Tim Parkinson's Time With People (2012/13) is the dramatic antithesis of Trecartin's frantic film. Described as "apocalyptic", but actually much more benign than that might imply, Parkinson's work has many of the trappings of a "real" opera: a set (a huge scattering of rubbish), voices, movement and words. What it lacks is theatrical motivation; test tones prompt actors to answer random questions on cards, performers sort through the trash to make instantaneous instruments, only to discard them when the time is up, and fragments of Berlioz blare from the PA and stop mid-phrase. This is opera made from (and about) nothing: both charming and unsettling.

Even more curious is the UK premiere of selections from poet, erstwhile fascist and occasional composer Ezra Pound's opera Le Testament de Villon (1926), his sparse setting of François Villon's 1461 poem. It's appropriately dour and medieval, especially as staged on Parkinson's tip. Soprano Lore Lixenberg is game in portraying an ageing prostitute, bewailing her fading looks with her false breasts dangling out. Lixenberg is surely one of the most versatile opera singers out there; she returns later in the evening, in the pose of the Virgin Mary for the UK premiere of Stockhausen's Pietà (1990/91, taken from his seven-opera cycle Licht), a breath-taking scena featuring quarter-tone flugelhorn (played with interstellar dazzle by Marco Blaauw) soloing against swirling synth sounds.

There is a wet, pink slug inside your head

Craig Raine's poem A Martian Sends A Postcard Home lends a title to an evening exploring the concept of 'alienness'. Like John Berger's 'visual essays' in Ways Of Seeing, it draws an ingenious connection between superficially unconnected music. Helmut Lachenmann's Toccatina (1986) makes the violin strange to itself, exploiting the wraith-like noises of atypical collisions of bow, wood and string; Hanna Hartman's Mezcal No. 8 (2014) conjures drone music from pots, rubber tubes and rocks; and readings of Vladimir Mayakovsky's futurist poetry are the Klingon music that is the Russian language.

Composer Christian Kesten (together with percussionist Serge Vuille) gives a deadpan rendition of his own Zunge Lösen (1990/99), in which the only sounds and images (on close-up video) are the performers' tongues moving about inside their mouths, before venturing out across their faces. It seems increasingly supernatural; what is this wet, pink slug inside us?

Andrew Hamilton's music for people who like art (2009), scored for a solo singer and small ensemble, is the work of a trickster, in which fragments of music and yelps ("Yeah!") skip like a malfunctioning CD player until the simplest arpeggios begin to seem magnificently odd and unpredictable.

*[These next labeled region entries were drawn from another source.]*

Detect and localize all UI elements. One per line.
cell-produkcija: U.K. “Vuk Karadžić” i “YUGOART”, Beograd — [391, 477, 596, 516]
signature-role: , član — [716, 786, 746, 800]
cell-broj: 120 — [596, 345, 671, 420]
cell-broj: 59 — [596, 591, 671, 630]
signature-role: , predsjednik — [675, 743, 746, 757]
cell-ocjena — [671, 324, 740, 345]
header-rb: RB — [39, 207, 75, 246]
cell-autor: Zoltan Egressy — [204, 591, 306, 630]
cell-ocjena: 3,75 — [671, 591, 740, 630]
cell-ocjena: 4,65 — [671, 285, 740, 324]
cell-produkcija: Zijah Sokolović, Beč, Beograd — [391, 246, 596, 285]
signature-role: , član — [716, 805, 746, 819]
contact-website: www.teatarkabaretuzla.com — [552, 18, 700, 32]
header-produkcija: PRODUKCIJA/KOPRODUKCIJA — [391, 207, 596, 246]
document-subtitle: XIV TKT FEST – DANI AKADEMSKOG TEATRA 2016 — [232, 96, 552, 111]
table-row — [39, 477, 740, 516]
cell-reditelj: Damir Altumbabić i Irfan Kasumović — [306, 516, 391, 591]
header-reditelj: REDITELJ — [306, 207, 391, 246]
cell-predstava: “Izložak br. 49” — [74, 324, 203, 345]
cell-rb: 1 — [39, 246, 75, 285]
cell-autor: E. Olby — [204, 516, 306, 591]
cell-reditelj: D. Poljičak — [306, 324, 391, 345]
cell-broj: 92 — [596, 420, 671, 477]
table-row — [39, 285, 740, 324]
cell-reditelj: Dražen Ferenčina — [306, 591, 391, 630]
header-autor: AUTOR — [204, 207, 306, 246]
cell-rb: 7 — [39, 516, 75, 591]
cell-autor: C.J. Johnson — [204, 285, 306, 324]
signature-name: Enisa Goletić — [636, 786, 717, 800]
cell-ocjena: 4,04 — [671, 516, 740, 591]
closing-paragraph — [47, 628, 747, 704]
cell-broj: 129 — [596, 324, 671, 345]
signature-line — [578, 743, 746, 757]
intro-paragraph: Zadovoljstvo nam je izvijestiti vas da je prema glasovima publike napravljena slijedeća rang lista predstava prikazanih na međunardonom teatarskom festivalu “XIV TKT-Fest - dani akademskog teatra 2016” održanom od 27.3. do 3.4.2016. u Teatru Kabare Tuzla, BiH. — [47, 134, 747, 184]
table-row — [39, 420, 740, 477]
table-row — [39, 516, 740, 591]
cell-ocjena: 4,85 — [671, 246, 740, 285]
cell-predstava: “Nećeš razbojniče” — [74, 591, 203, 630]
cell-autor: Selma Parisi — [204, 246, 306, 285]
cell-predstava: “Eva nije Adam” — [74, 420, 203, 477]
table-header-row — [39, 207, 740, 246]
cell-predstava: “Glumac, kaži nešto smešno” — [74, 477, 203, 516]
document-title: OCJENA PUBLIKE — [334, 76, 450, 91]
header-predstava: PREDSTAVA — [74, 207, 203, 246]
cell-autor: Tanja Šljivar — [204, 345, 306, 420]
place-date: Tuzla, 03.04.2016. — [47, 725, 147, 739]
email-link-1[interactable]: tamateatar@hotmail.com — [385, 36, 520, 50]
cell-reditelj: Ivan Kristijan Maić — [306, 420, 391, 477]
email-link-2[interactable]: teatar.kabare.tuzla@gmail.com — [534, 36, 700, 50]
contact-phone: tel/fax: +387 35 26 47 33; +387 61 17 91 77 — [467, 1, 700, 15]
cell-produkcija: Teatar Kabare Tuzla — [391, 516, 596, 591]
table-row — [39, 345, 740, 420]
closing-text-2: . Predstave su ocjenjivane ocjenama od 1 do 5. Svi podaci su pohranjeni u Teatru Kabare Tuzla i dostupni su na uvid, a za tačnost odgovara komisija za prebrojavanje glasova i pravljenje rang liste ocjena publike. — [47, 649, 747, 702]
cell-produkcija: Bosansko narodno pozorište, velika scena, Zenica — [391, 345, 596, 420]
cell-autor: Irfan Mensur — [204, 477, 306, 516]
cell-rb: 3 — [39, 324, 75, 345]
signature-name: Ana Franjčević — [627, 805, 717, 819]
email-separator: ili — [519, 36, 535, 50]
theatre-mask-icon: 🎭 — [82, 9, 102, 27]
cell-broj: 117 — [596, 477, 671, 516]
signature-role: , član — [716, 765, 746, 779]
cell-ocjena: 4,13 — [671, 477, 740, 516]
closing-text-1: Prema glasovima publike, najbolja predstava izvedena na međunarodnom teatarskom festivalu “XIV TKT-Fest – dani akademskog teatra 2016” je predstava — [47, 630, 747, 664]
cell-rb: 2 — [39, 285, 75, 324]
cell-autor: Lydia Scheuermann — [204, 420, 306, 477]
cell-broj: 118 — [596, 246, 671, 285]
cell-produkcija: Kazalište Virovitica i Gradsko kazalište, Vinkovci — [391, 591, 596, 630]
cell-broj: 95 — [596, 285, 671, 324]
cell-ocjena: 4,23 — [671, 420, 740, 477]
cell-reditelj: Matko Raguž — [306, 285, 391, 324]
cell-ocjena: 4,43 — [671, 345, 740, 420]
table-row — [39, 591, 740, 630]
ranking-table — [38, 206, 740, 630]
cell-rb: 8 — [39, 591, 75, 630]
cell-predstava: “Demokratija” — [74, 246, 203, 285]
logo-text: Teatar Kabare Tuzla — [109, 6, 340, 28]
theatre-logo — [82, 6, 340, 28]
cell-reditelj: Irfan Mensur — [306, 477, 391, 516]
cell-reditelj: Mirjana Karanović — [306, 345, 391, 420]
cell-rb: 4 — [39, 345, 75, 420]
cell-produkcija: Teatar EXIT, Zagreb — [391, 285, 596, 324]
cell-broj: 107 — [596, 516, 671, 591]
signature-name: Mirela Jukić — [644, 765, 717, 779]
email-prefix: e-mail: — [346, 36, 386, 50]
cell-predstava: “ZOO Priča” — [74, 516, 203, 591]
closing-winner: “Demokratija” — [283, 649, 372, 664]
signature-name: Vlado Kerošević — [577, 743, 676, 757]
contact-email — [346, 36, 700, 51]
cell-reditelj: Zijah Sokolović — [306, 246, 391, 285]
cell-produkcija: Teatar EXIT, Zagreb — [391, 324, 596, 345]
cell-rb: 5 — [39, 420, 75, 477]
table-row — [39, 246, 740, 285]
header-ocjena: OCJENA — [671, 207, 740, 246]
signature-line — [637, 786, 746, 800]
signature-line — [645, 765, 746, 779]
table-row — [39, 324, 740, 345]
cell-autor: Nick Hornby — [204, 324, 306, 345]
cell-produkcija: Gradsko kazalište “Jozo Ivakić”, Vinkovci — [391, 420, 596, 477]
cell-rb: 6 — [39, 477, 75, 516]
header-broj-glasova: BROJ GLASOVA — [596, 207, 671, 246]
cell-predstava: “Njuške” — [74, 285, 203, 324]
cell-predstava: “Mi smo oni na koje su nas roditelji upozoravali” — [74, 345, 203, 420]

The repetitions accumulate in an unstoppable flow: a tap that just won't turn off.

The Internet is an unreliable deity

When Gutenberg introduced movable type to Europe in the mid-1400s, no one wrote paeans to printing; instead, a lot of bibles were produced. Our contemporary, analogously revolutionary technology, the Internet, seems to be attractive subject matter to artists in itself. The quality of the results, judging from the festival's final night, is mixed.

Most interesting is Jennifer Walshe's The Total Mountain (2014), a mercurial 40-minute solo performance, accompanied by a hyperactive video with echoes of Trecartin's film from earlier in the week. It uses the Internet as a filter for Walshe's own, restless thinking: a whirlwind self-portrait. This includes a mash-up of her browsing history, spiralling down the wiki-wormhole, a pop interlude about IBM in the style of a 1950s industrial musical and a sequence of iPhone-generated footage of overstated domestic disasters (robot tanks annihilating a bedroom, etc.) with Walshe announcing, "THIS will happen!"

Two airless, strangely lifeless sets close proceedings: Felicita (of the PC Music scene) and James Ferraro, both resembling bored kids staring into their laptops, intentionally in the case of the former, ambiguously in the case of the latter. It's strange to witness this vacant finale, after a week of such ambitious programming. But perhaps that's the thing about LCMF; there are no easy ways out, no lazy assumptions, no certainties. The destination is bound to remain somewhat unknown when you're on such a wild journey.